人が住めなくなる温度とは?

気温が40度を超えると、人間の体に深刻な影響が出始めます。しかし、実際の危険度は温度だけでなく、湿度とも深く関係しています。気温が高くても湿度が低ければ、汗が蒸発して体を冷やすことで、ある程度は耐えることが可能です。

問題は「湿球温度」と呼ばれる指標です。これは温度と湿度を組み合わせた数値で、35度に達すると、人体が冷却できなくなり、生死に関わる状態になります。つまり、気温が35度でも湿度が極端に高ければ、外気温以上に体に負担がかかり、命の危機につながるのです。

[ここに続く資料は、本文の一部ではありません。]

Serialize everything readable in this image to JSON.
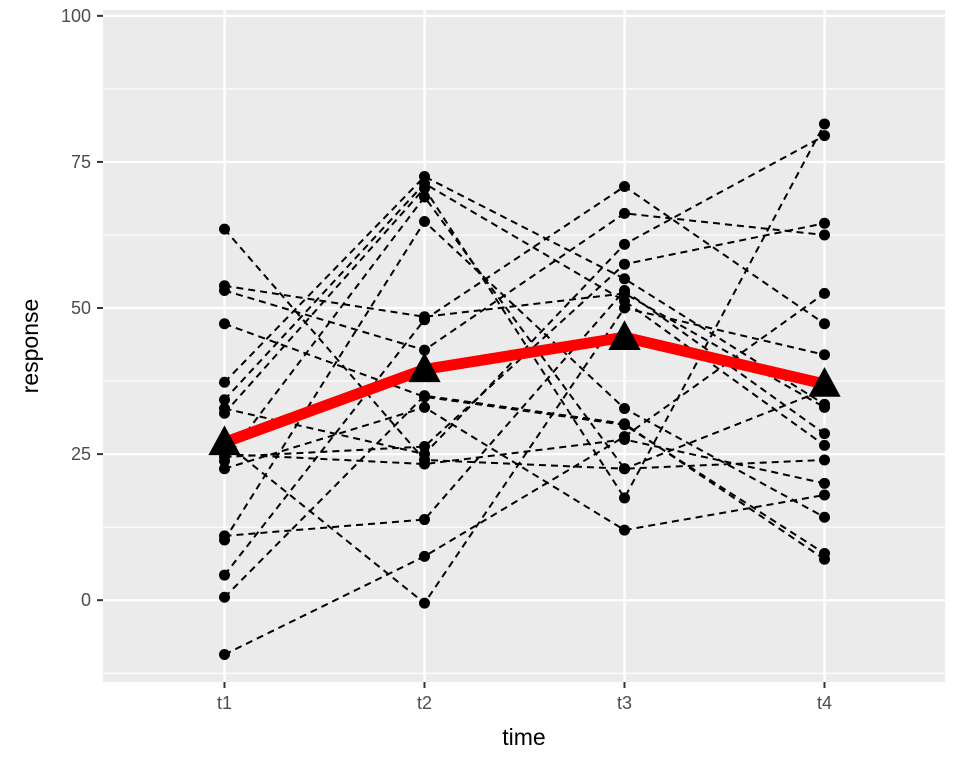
{
  "chart_data": {
    "type": "line",
    "xlabel": "time",
    "ylabel": "response",
    "categories": [
      "t1",
      "t2",
      "t3",
      "t4"
    ],
    "ylim": [
      -14,
      101
    ],
    "yticks": [
      0,
      25,
      50,
      75,
      100
    ],
    "grid": true,
    "colors": {
      "panel": "#ebebeb",
      "grid": "#ffffff",
      "subject_lines": "#000000",
      "mean_line": "#ff0000",
      "mean_marker": "#000000"
    },
    "series": [
      {
        "values": [
          63.5,
          24.0,
          22.5,
          36.0
        ]
      },
      {
        "values": [
          53.8,
          48.5,
          52.5,
          33.0
        ]
      },
      {
        "values": [
          53.0,
          42.8,
          66.2,
          62.5
        ]
      },
      {
        "values": [
          47.3,
          34.8,
          30.0,
          8.0
        ]
      },
      {
        "values": [
          37.3,
          72.5,
          55.0,
          33.5
        ]
      },
      {
        "values": [
          34.3,
          71.3,
          51.2,
          26.5
        ]
      },
      {
        "values": [
          32.8,
          25.0,
          60.9,
          79.5
        ]
      },
      {
        "values": [
          32.0,
          70.5,
          17.5,
          81.5
        ]
      },
      {
        "values": [
          24.5,
          26.3,
          57.5,
          64.5
        ]
      },
      {
        "values": [
          23.8,
          69.0,
          22.5,
          24.0
        ]
      },
      {
        "values": [
          22.5,
          33.0,
          12.0,
          18.0
        ]
      },
      {
        "values": [
          11.0,
          13.8,
          53.0,
          28.5
        ]
      },
      {
        "values": [
          10.3,
          64.8,
          32.8,
          14.2
        ]
      },
      {
        "values": [
          4.3,
          48.0,
          70.8,
          47.3
        ]
      },
      {
        "values": [
          0.5,
          35.0,
          30.2,
          7.0
        ]
      },
      {
        "values": [
          -9.3,
          7.5,
          28.0,
          52.5
        ]
      },
      {
        "values": [
          27.0,
          -0.5,
          50.0,
          42.0
        ]
      },
      {
        "values": [
          25.0,
          23.3,
          27.5,
          20.0
        ]
      }
    ],
    "mean": {
      "values": [
        27.0,
        39.5,
        45.0,
        37.0
      ]
    }
  }
}
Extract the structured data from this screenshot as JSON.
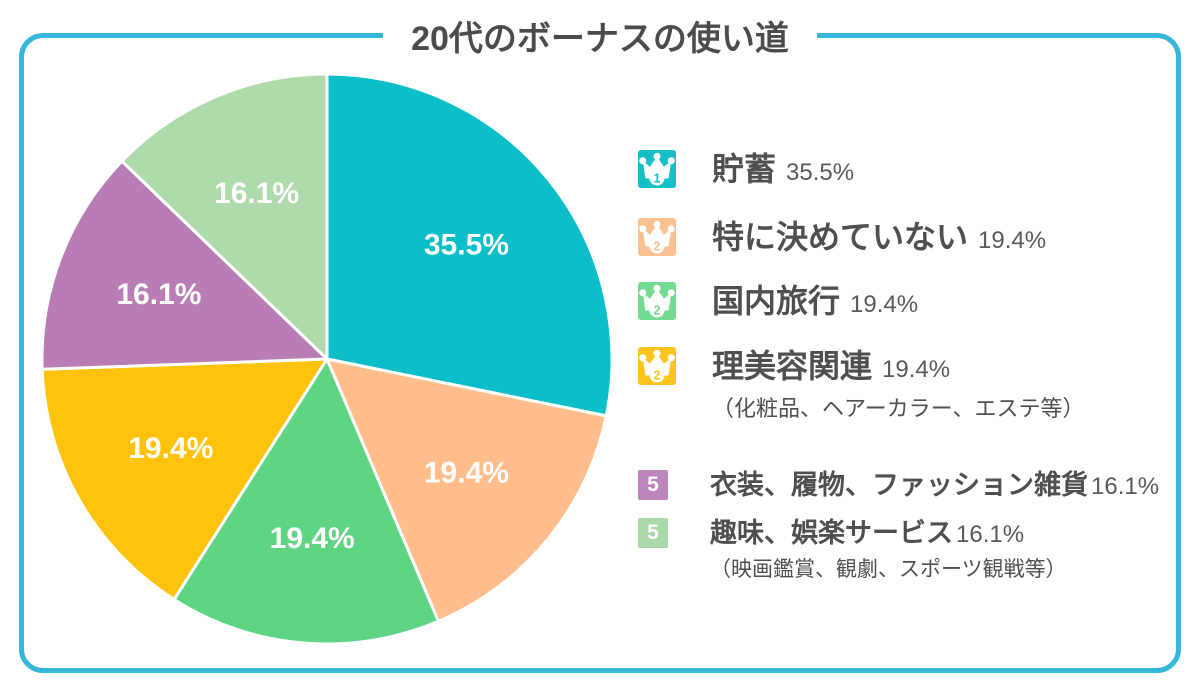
{
  "title": "20代のボーナスの使い道",
  "colors": {
    "border": "#35B7DB",
    "title_text": "#4B4B4B",
    "legend_label_text": "#4F4F4F",
    "legend_percent_text": "#595959",
    "pie_label_text": "#FFFFFF"
  },
  "chart_data": {
    "type": "pie",
    "title": "20代のボーナスの使い道",
    "unit": "%",
    "start_angle_deg": 0,
    "direction": "clockwise",
    "labels_position": "inside",
    "slices": [
      {
        "label": "貯蓄",
        "value": 35.5,
        "display": "35.5%",
        "color": "#0BBEC7",
        "rank": "1"
      },
      {
        "label": "特に決めていない",
        "value": 19.4,
        "display": "19.4%",
        "color": "#FFBD8C",
        "rank": "2"
      },
      {
        "label": "国内旅行",
        "value": 19.4,
        "display": "19.4%",
        "color": "#5FD584",
        "rank": "2"
      },
      {
        "label": "理美容関連",
        "value": 19.4,
        "display": "19.4%",
        "color": "#FFC30D",
        "rank": "2"
      },
      {
        "label": "衣装、履物、ファッション雑貨",
        "value": 16.1,
        "display": "16.1%",
        "color": "#B97DB5",
        "rank": "5"
      },
      {
        "label": "趣味、娯楽サービス",
        "value": 16.1,
        "display": "16.1%",
        "color": "#AFDAAC",
        "rank": "5"
      }
    ]
  },
  "legend": {
    "items": [
      {
        "rank": "1",
        "badge": "crown",
        "label": "貯蓄",
        "percent": "35.5%",
        "color": "#14BFC7",
        "subtext": ""
      },
      {
        "rank": "2",
        "badge": "crown",
        "label": "特に決めていない",
        "percent": "19.4%",
        "color": "#FBC08F",
        "subtext": ""
      },
      {
        "rank": "2",
        "badge": "crown",
        "label": "国内旅行",
        "percent": "19.4%",
        "color": "#74DB92",
        "subtext": ""
      },
      {
        "rank": "2",
        "badge": "crown",
        "label": "理美容関連",
        "percent": "19.4%",
        "color": "#FFC31E",
        "subtext": "（化粧品、ヘアーカラー、エステ等）"
      },
      {
        "rank": "5",
        "badge": "square",
        "label": "衣装、履物、ファッション雑貨",
        "percent": "16.1%",
        "color": "#BC85BC",
        "subtext": ""
      },
      {
        "rank": "5",
        "badge": "square",
        "label": "趣味、娯楽サービス",
        "percent": "16.1%",
        "color": "#A9D8A9",
        "subtext": "（映画鑑賞、観劇、スポーツ観戦等）"
      }
    ]
  }
}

ドイツのメディアグループ「Funke Mediengruppe」は2022年4月に、21世紀末までに、世界のいくつかの地域で湿球温度35度の極端な環境が広がる可能性があると報じました。すでにインドやパキスタン、中東、東南アジアの一部では、夏に近い状況が数日間続くことがあり、高齢者や体の弱い人々に深刻な健康被害をもたらしています。

技術の進歩や空調設備の発展により、一時的にはそのような環境に対処できますが、電力不足や経済的格差がある限り、全ての人が安全に暮らし続けることは困難です。気候変動が進む中、単なる「暑さ」ではなく、湿球温度という視点から、将来の住みやすさを考える必要があります。